Obviously, we should be thankful that such tools exist and allow for the continuation of work without having to be physically present. The shift towards working from home has allowed urban areas to massively cut down on the rate of Covid-19 transmissions, as well as lessen the contagion risk for those reliant on public transport, etc.

But with UK Covid-19 case numbers on the rise, and working from home seemingly set to remain the norm around the world, the drawbacks of such tools have become more apparent for those who work with high net worth individuals (HNWIs).


Trust and confidence abound

Those who have previously worked with either HNWIs or ultra-HNWIs understand the importance of relationship building. Those who are able to build confidence and trust through transparent relationships are the most successful when it comes to meeting the needs of wealthy and ultra-wealthy. 

As someone who regularly assists HNWIs in navigating the UK’s prime property market, I’m familiar with the level of trust and confidence needed when engaging with this type of client. This is not something that can be accomplished overnight; rather, it necessitates an extended strategy of establishing trust and demonstrating one’s capability to handle the client’s financial needs over a long period.

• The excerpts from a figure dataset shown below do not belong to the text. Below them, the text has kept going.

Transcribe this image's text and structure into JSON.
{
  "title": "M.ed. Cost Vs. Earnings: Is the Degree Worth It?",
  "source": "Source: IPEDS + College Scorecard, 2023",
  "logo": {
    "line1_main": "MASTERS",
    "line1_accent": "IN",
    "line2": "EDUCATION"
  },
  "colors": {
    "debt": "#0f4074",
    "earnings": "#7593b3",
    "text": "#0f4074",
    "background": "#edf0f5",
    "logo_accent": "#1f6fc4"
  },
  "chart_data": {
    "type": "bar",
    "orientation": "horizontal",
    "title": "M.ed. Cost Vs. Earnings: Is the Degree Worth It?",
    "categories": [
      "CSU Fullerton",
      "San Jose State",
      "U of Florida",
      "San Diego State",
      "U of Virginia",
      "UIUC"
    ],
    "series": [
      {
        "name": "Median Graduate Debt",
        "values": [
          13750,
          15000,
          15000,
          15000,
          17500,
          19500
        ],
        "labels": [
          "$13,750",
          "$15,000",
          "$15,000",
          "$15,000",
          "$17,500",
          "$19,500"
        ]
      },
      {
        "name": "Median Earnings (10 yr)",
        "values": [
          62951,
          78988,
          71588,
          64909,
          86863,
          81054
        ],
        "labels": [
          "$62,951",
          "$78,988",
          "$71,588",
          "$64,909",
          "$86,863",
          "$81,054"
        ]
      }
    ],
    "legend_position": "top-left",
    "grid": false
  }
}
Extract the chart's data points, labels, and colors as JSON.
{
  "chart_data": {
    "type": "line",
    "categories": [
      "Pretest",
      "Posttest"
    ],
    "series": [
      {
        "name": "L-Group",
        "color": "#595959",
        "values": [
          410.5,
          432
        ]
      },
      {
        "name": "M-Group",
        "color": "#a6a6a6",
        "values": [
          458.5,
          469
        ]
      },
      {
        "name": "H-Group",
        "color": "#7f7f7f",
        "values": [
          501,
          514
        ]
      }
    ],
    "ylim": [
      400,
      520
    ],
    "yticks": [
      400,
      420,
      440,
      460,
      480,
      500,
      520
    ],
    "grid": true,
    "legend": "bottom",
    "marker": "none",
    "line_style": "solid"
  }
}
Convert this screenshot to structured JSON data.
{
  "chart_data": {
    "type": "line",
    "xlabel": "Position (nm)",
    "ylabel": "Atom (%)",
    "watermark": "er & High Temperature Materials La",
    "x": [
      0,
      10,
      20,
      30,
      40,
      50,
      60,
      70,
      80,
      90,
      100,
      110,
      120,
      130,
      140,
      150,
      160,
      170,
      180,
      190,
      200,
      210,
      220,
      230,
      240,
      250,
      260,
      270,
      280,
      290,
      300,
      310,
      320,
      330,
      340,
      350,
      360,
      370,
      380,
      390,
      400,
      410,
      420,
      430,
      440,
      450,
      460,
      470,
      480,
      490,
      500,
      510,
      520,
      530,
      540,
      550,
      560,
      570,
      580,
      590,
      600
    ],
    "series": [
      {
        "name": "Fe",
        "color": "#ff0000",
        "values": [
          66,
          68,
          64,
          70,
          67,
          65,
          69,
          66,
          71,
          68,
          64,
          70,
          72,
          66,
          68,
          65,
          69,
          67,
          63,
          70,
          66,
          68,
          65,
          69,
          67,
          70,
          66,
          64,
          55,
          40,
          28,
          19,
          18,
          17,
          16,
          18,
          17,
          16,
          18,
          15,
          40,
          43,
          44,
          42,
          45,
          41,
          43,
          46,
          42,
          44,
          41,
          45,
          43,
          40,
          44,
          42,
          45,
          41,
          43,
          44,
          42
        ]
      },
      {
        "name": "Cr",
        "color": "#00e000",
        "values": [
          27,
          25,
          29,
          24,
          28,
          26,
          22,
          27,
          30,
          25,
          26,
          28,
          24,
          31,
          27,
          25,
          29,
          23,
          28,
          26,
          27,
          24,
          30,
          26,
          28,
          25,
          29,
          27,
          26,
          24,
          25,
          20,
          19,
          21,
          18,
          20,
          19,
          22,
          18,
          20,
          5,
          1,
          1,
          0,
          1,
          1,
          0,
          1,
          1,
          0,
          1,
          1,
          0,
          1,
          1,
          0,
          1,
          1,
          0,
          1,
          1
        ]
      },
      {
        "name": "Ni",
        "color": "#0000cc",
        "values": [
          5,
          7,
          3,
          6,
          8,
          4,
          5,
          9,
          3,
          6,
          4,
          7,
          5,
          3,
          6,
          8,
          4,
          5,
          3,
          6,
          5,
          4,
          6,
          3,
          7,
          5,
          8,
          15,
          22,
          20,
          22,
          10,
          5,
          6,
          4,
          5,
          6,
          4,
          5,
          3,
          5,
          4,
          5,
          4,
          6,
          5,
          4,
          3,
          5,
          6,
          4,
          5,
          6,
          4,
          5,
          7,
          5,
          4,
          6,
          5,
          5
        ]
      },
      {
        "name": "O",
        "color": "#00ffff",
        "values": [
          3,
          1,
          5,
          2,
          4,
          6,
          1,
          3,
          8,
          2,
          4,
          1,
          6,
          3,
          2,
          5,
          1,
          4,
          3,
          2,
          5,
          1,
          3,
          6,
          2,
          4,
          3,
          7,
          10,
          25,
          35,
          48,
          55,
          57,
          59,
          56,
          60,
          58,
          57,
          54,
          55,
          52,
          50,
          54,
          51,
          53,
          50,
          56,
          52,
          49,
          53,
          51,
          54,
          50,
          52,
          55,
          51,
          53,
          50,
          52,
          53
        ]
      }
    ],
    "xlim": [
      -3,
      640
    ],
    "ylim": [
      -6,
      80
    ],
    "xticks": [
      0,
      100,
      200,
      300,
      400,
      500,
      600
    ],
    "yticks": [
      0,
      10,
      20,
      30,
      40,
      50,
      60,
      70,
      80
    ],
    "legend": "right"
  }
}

This is not easily done over a webcam. Before Covid-19, communication and client engagements were employed during office meetings or social occasions. Now, with almost all such occasions indefinitely postponed, virtual solutions have become the only way to carry out such functions.

David Gwyther

This, in my mind, provides only a temporary solution. I have spoken to many financial services professionals and they all agree that there is some innate quality to physical meetings that cannot be replicated through video conferencing solutions. Establishing the level of trust needed to potentially build future client networks requires a regularity and informality that’s especially hard to achieve via virtual means.

Exploring alternate solutions, and other ways to technologically engage with clients, therefore, will become a key mark of innovative financial services companies in the months ahead. Whether through discovering hidden gems within the existing telecommunications market, or by creating one’s own in-house solution, those able to effectively combat the risk of “Zoom-fatigue” will be streets ahead of other firms who’ve only just about managed to adapt to the “new normal”.

If done successfully, such firms may be able to figure out how best to successfully engage with HNWIs in the age of Covid-19. Given the volatile and uncertainty experienced this year, there has never been a higher demand for astute financial advice and services; especially among HNWIs.

Though I’m still looking forward to the return of physical meetings after the pandemic has subsided, the age of videoconferencing is by no means over just yet; so it behoves us as an industry to ensure we never become stagnant or complacent in our practices.

Butterfield Mortgages is a London-based prime property mortgage provider with a particular focus on UK and international HNWIs. The views express herein are those of the author, and do not necessarily reflect those of the Butterfield Group.